Here is where they show their workflow (have to go back for where they
start talking about workflow)
http://youtu.be/7j0NDGJVROI?t=50m24s

It looks like the structure Debian uses

ash => experimental
inbound => unstable
central => testing
aurora => testing
beta => stable
release => stable

The arrows suggest that changes are allows made to the stablest development branch and push back from there, so no cherry-picking.

-- 
Jesse Phillips


January 21, 2014
Am 21.01.2014, 17:51 Uhr, schrieb Jesse Phillips <jesse.k.phillips@gmail.com>:

> Have the regressions been continuous? Or just during the initial change in
> process? I didn't notice any stability changes. The version numbers have
> nothing to do with the talk.

I have only been using Firefox to test a HTML5/JavaScript project at the time of the change which honestly felt like a struggle to keep up with Google suddenly dishing out new browser versions every few weeks.
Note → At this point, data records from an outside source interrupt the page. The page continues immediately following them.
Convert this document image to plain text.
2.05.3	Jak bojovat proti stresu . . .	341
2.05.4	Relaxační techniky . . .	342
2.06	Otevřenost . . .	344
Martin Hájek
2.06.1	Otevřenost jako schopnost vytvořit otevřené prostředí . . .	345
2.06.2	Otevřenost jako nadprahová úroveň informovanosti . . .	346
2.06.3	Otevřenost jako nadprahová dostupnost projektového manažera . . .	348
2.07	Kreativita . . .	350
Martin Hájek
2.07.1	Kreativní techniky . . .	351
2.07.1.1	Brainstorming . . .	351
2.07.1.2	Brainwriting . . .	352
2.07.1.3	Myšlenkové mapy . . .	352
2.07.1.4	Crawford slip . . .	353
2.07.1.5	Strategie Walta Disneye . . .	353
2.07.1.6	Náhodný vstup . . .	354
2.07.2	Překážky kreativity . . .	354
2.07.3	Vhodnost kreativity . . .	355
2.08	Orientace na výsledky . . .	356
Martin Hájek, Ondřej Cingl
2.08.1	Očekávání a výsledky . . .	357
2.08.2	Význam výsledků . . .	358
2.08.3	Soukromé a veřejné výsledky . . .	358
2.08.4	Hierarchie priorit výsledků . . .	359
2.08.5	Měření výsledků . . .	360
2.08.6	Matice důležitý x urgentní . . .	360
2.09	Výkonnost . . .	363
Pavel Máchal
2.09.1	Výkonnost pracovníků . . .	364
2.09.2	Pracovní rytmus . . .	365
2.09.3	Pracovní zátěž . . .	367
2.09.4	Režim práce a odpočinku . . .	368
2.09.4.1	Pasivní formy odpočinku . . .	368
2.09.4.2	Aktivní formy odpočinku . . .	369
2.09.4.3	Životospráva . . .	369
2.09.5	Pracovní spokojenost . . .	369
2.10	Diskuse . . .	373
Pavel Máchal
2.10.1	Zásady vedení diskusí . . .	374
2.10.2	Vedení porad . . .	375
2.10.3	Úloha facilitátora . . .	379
For a long time FF was a pretty stable target, then in the middle of our development two new versions of FF were published that broke something else in HTML5 and kept me coming back to extending the "browser quirks" secion. Some people even reported bugs in my program, while using beta versions. One of that betas later got stable with a known regression still in it (cocerning HTML5 canvas glow IIRC). So yeah, this release process at that time was more than questionable. I cannot say if that changed later along the way, since I didn't use FF often after that project.